東海道五十三次(保永堂版)
収蔵品
下の図は、「東海道五十三次(保永堂版)」のうち「平塚」です。背景にそびえる丸い形の高麗山には高麗権現をまつる寺があり、この周辺は奈良時代に朝鮮半島から渡来人が移住したところとして知られていました。山の間には小さく富士山が見えています。また、平塚宿のはずれを示す傍示杭などが並ぶあぜ道を飛脚や空の四ッ手駕篭を担いだ人が行き交っています。庶民用で簡素な造りの四ッ手駕篭は、人を乗せていない時、このように一人が抱えて運んでいたのでしょう。ゆっくりと歩いている人とは対照的に、飛脚は先を急いでいるのか鋭い表情で荷物を担いで走っています。当時、江戸・大阪間は、夜通し走り継ぐと三日で到着することができました。
東海道を描いた一連のこの作品は、歌川広重(初代)が描いた数種類の「東海道」の中でも初期の作品であり、最も人気がある作品です。天保四(一八三三)年頃に刊行され、庶民を中心に爆発的な売れ行き有しました。また、同時に広重の出世作となります。
広重は、安藤広重とも歌川広重とも言われますが、安藤は武士としての姓、歌川は画家としての姓です。
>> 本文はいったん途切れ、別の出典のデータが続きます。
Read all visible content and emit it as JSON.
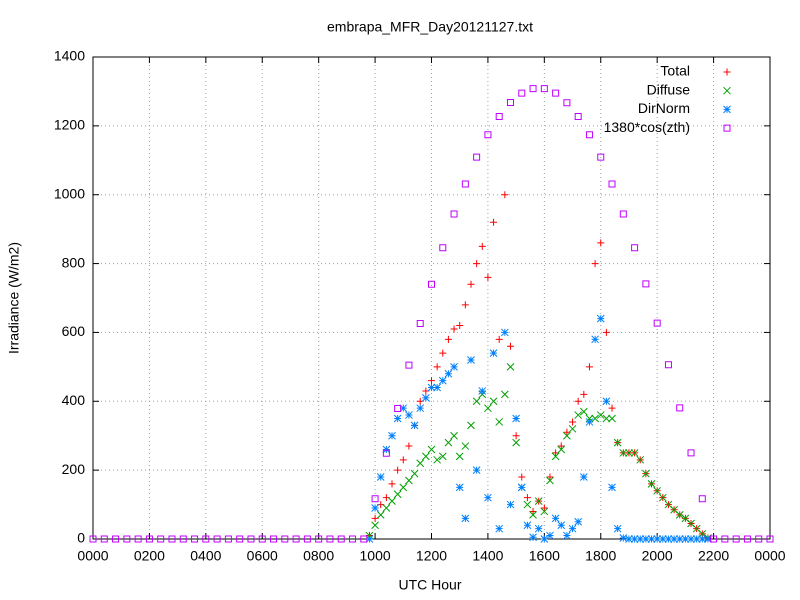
{
  "chart_data": {
    "type": "scatter",
    "title": "embrapa_MFR_Day20121127.txt",
    "x_label": "UTC Hour",
    "y_label": "Irradiance (W/m2)",
    "xlim": [
      0,
      2400
    ],
    "xticks": [
      {
        "value": 0,
        "label": "0000"
      },
      {
        "value": 200,
        "label": "0200"
      },
      {
        "value": 400,
        "label": "0400"
      },
      {
        "value": 600,
        "label": "0600"
      },
      {
        "value": 800,
        "label": "0800"
      },
      1000,
      1200,
      1400,
      1600,
      1800,
      2000,
      2200,
      {
        "value": 2400,
        "label": "0000"
      }
    ],
    "ylim": [
      0,
      1400
    ],
    "yticks": [
      0,
      200,
      400,
      600,
      800,
      1000,
      1200,
      1400
    ],
    "grid": true,
    "legend": "upper right",
    "series": [
      {
        "name": "Total",
        "color": "#ff0000",
        "marker": "plus",
        "x": [
          980,
          1000,
          1020,
          1040,
          1060,
          1080,
          1100,
          1120,
          1140,
          1160,
          1180,
          1200,
          1220,
          1240,
          1260,
          1280,
          1300,
          1320,
          1340,
          1360,
          1380,
          1400,
          1420,
          1440,
          1460,
          1480,
          1500,
          1520,
          1540,
          1560,
          1580,
          1600,
          1620,
          1640,
          1660,
          1680,
          1700,
          1720,
          1740,
          1760,
          1780,
          1800,
          1820,
          1840,
          1860,
          1880,
          1900,
          1920,
          1940,
          1960,
          1980,
          2000,
          2020,
          2040,
          2060,
          2080,
          2100,
          2120,
          2140,
          2160,
          2180
        ],
        "values": [
          10,
          60,
          100,
          120,
          160,
          200,
          230,
          270,
          330,
          400,
          430,
          460,
          500,
          540,
          580,
          610,
          620,
          680,
          740,
          800,
          850,
          760,
          920,
          580,
          1000,
          560,
          300,
          180,
          120,
          80,
          110,
          90,
          180,
          250,
          270,
          310,
          340,
          400,
          420,
          500,
          800,
          860,
          600,
          380,
          280,
          250,
          250,
          250,
          230,
          190,
          160,
          140,
          120,
          100,
          85,
          70,
          60,
          45,
          30,
          15,
          3
        ]
      },
      {
        "name": "Diffuse",
        "color": "#00a000",
        "marker": "cross",
        "x": [
          980,
          1000,
          1020,
          1040,
          1060,
          1080,
          1100,
          1120,
          1140,
          1160,
          1180,
          1200,
          1220,
          1240,
          1260,
          1280,
          1300,
          1320,
          1340,
          1360,
          1380,
          1400,
          1420,
          1440,
          1460,
          1480,
          1500,
          1520,
          1540,
          1560,
          1580,
          1600,
          1620,
          1640,
          1660,
          1680,
          1700,
          1720,
          1740,
          1760,
          1780,
          1800,
          1820,
          1840,
          1860,
          1880,
          1900,
          1920,
          1940,
          1960,
          1980,
          2000,
          2020,
          2040,
          2060,
          2080,
          2100,
          2120,
          2140,
          2160,
          2180
        ],
        "values": [
          10,
          40,
          70,
          90,
          110,
          130,
          150,
          170,
          190,
          220,
          240,
          260,
          230,
          240,
          280,
          300,
          240,
          270,
          330,
          400,
          420,
          380,
          400,
          340,
          420,
          500,
          280,
          150,
          100,
          70,
          110,
          80,
          170,
          240,
          260,
          300,
          320,
          360,
          370,
          350,
          350,
          360,
          350,
          350,
          280,
          250,
          250,
          250,
          230,
          190,
          160,
          140,
          120,
          100,
          85,
          70,
          60,
          45,
          30,
          15,
          3
        ]
      },
      {
        "name": "DirNorm",
        "color": "#0080ff",
        "marker": "star",
        "x": [
          980,
          1000,
          1020,
          1040,
          1060,
          1080,
          1100,
          1120,
          1140,
          1160,
          1180,
          1200,
          1220,
          1240,
          1260,
          1280,
          1300,
          1320,
          1340,
          1360,
          1380,
          1400,
          1420,
          1440,
          1460,
          1480,
          1500,
          1520,
          1540,
          1560,
          1580,
          1600,
          1620,
          1640,
          1660,
          1680,
          1700,
          1720,
          1740,
          1760,
          1780,
          1800,
          1820,
          1840,
          1860,
          1880,
          1900,
          1920,
          1940,
          1960,
          1980,
          2000,
          2020,
          2040,
          2060,
          2080,
          2100,
          2120,
          2140,
          2160,
          2180
        ],
        "values": [
          0,
          90,
          180,
          260,
          300,
          350,
          380,
          360,
          330,
          380,
          410,
          440,
          440,
          460,
          480,
          500,
          150,
          60,
          520,
          200,
          430,
          120,
          540,
          30,
          600,
          100,
          350,
          150,
          40,
          5,
          30,
          0,
          10,
          60,
          40,
          10,
          30,
          50,
          180,
          340,
          580,
          640,
          400,
          150,
          30,
          3,
          0,
          0,
          0,
          0,
          0,
          0,
          0,
          0,
          0,
          0,
          0,
          0,
          0,
          0,
          0
        ]
      },
      {
        "name": "1380*cos(zth)",
        "color": "#c000ff",
        "marker": "square",
        "x": [
          0,
          40,
          80,
          120,
          160,
          200,
          240,
          280,
          320,
          360,
          400,
          440,
          480,
          520,
          560,
          600,
          640,
          680,
          720,
          760,
          800,
          840,
          880,
          920,
          960,
          1000,
          1040,
          1080,
          1120,
          1160,
          1200,
          1240,
          1280,
          1320,
          1360,
          1400,
          1440,
          1480,
          1520,
          1560,
          1600,
          1640,
          1680,
          1720,
          1760,
          1800,
          1840,
          1880,
          1920,
          1960,
          2000,
          2040,
          2080,
          2120,
          2160,
          2200,
          2240,
          2280,
          2320,
          2360,
          2400
        ],
        "values": [
          0,
          0,
          0,
          0,
          0,
          0,
          0,
          0,
          0,
          0,
          0,
          0,
          0,
          0,
          0,
          0,
          0,
          0,
          0,
          0,
          0,
          0,
          0,
          0,
          0,
          117,
          249,
          379,
          505,
          626,
          740,
          846,
          944,
          1031,
          1109,
          1174,
          1227,
          1268,
          1295,
          1308,
          1308,
          1295,
          1267,
          1227,
          1174,
          1109,
          1031,
          944,
          846,
          741,
          627,
          506,
          381,
          250,
          117,
          0,
          0,
          0,
          0,
          0,
          0
        ]
      }
    ]
  }
}
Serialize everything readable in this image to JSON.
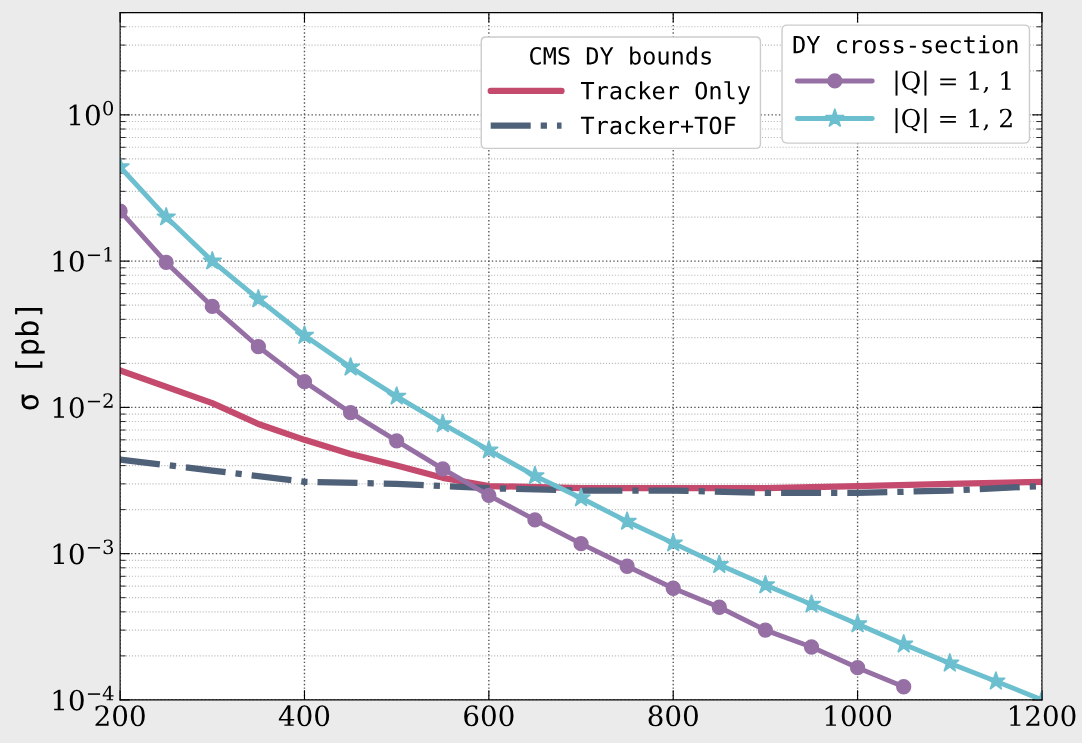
{
  "chart_data": {
    "type": "line",
    "ylabel": "σ [pb]",
    "log": "y",
    "grid": true,
    "legend": "top right",
    "annotations": [
      "CMS DY bounds",
      "DY cross-section"
    ],
    "xlim": [
      200,
      1200
    ],
    "xticks": [
      200,
      400,
      600,
      800,
      1000,
      1200
    ],
    "ylim": [
      0.0001,
      5
    ],
    "yticks": [
      {
        "value": 0.0001,
        "label": "10$^{−4}$"
      },
      {
        "value": 0.001,
        "label": "10$^{−3}$"
      },
      {
        "value": 0.01,
        "label": "10$^{−2}$"
      },
      {
        "value": 0.1,
        "label": "10$^{−1}$"
      },
      {
        "value": 1,
        "label": "10$^{0}$"
      }
    ],
    "series": [
      {
        "name": "Tracker Only",
        "color": "#c44b6e",
        "line_style": "solid",
        "marker": "none",
        "x": [
          200,
          300,
          350,
          400,
          450,
          500,
          550,
          600,
          700,
          800,
          900,
          1000,
          1100,
          1200
        ],
        "values": [
          0.0179,
          0.0107,
          0.0077,
          0.006,
          0.0048,
          0.004,
          0.0033,
          0.0029,
          0.0028,
          0.0028,
          0.0028,
          0.0029,
          0.003,
          0.0031
        ]
      },
      {
        "name": "Tracker+TOF",
        "color": "#4f6079",
        "line_style": "dashdot",
        "marker": "none",
        "x": [
          200,
          300,
          400,
          500,
          600,
          700,
          800,
          900,
          1000,
          1100,
          1200
        ],
        "values": [
          0.0044,
          0.0037,
          0.0031,
          0.003,
          0.0028,
          0.0027,
          0.0027,
          0.0026,
          0.0026,
          0.0027,
          0.0029
        ]
      },
      {
        "name": "|Q| = 1, 1",
        "color": "#9670a5",
        "line_style": "solid",
        "marker": "circle",
        "x": [
          200,
          250,
          300,
          350,
          400,
          450,
          500,
          550,
          600,
          650,
          700,
          750,
          800,
          850,
          900,
          950,
          1000,
          1050
        ],
        "values": [
          0.22,
          0.098,
          0.049,
          0.026,
          0.015,
          0.0092,
          0.0059,
          0.0038,
          0.0025,
          0.0017,
          0.00117,
          0.00082,
          0.00058,
          0.00043,
          0.0003,
          0.00023,
          0.000166,
          0.000123
        ]
      },
      {
        "name": "|Q| = 1, 2",
        "color": "#6cbfcf",
        "line_style": "solid",
        "marker": "star",
        "x": [
          200,
          250,
          300,
          350,
          400,
          450,
          500,
          550,
          600,
          650,
          700,
          750,
          800,
          850,
          900,
          950,
          1000,
          1050,
          1100,
          1150,
          1200
        ],
        "values": [
          0.44,
          0.2,
          0.1,
          0.055,
          0.031,
          0.0188,
          0.0119,
          0.0077,
          0.0051,
          0.0034,
          0.0024,
          0.00166,
          0.00118,
          0.00084,
          0.00061,
          0.00045,
          0.00033,
          0.00024,
          0.000178,
          0.000134,
          0.0001
        ]
      }
    ]
  }
}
父の安藤源右衛門は定火消同心で、幕府直参の御家人でした。文化六(一八〇九)年、広重が十三歳の時に家督を継ぎ、その二年後、歌川豊広に入門して浮世絵界に入ります。その後、文政六(一八二三)年に家を子に譲り引退しますが、実質上の引退は天保三(一八三二)年と言われています。
当館は、「東海道五十三次(保永堂版)」の日本橋と京都を含む全五十五枚すべてを所蔵しています。
この記事は、「逓信総合博物館 展示品・所蔵品紹介」『通信文化』(6号、通巻1216号、46p、公益財団法人通信文化協会発行、2012年)掲載記事からの転載です。